Investoren schrecken vor Zuliefererindustrie zurück

Doch gerade Zulieferer brauchen auf lange Sicht hohe Volumen, um wachsen zu können. Im Durchschnitt ist die Zuliefererindustrie von Wachstum aber seit vielen Jahren weit entfernt. Wirft man einen Blick auf die Investmentbewertungen von S&P Global Mobility, so sei die Branche seit dem Jahr 2005 für Investoren konstant nicht nur wenig attraktiv – ein "Invest" gelte sogar als spekulativ, so Lehne. „Das ist ein großes Problem, was auf die Zulieferindustrie zukommt und das muss gemeinsam mit den Herstellern angegangen werden", mahnt der Experte. Denn am Ende ist jeder OEM auf gesunde Zulieferer angewiesen.

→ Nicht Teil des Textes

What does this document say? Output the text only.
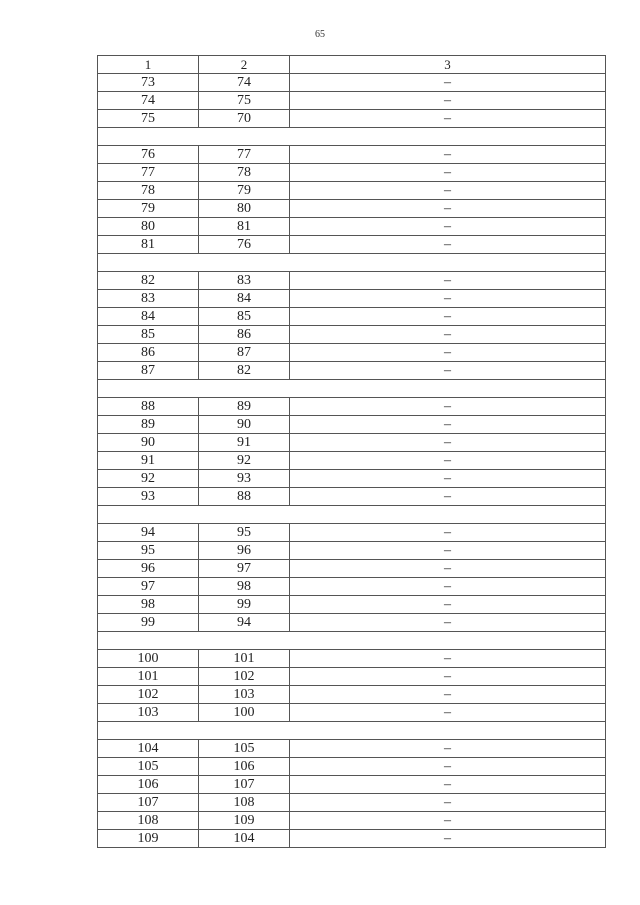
65
1	2	3
73	74	–
74	75	–
75	70	–

76	77	–
77	78	–
78	79	–
79	80	–
80	81	–
81	76	–

82	83	–
83	84	–
84	85	–
85	86	–
86	87	–
87	82	–

88	89	–
89	90	–
90	91	–
91	92	–
92	93	–
93	88	–

94	95	–
95	96	–
96	97	–
97	98	–
98	99	–
99	94	–

100	101	–
101	102	–
102	103	–
103	100	–

104	105	–
105	106	–
106	107	–
107	108	–
108	109	–
109	104	–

Wie klein wird der Automarkt Europa?

Bereits Ende 2022 mahnte Lehne im Interview mit Automobil Produktion großen Nachholbedarf, speziell bei mittelständischen Lieferanten in Bezug auf das Change Management an. Dieser Missstand sei nach wie vor aktuell. Allgemein bilanziert der Fachmann: „Es sind schwierige Zeiten für die Zuliefererindustrie und es wird nicht besser.“ Doch auch die Hersteller stehen vor großen Herausforderungen. Die Aussicht, dass sich der globale Absatz bis 2030 wieder auf das Niveau von 2017 normalisieren sollte, dürfe nicht über die gravierenden regionalen Unterschiede hinwegtäuschen. "Europa, Nordamerika, Japan und Südkorea werden alle nicht auf das Normalniveau zurückkommen." Laut Prognose dürften 2030 in Europa nur noch 17 Millionen Autos verkauft werden, 2017 waren es noch 20 Millionen. Und diese Schätzung sei noch optimistisch. Wenn die Elektromobilität preislich nicht so weit runtergedrückt werden kann, dass alle Menschen mitgenommen werden, dürften auch die 17 Millionen nicht erreichbar sein – düstere Aussichten.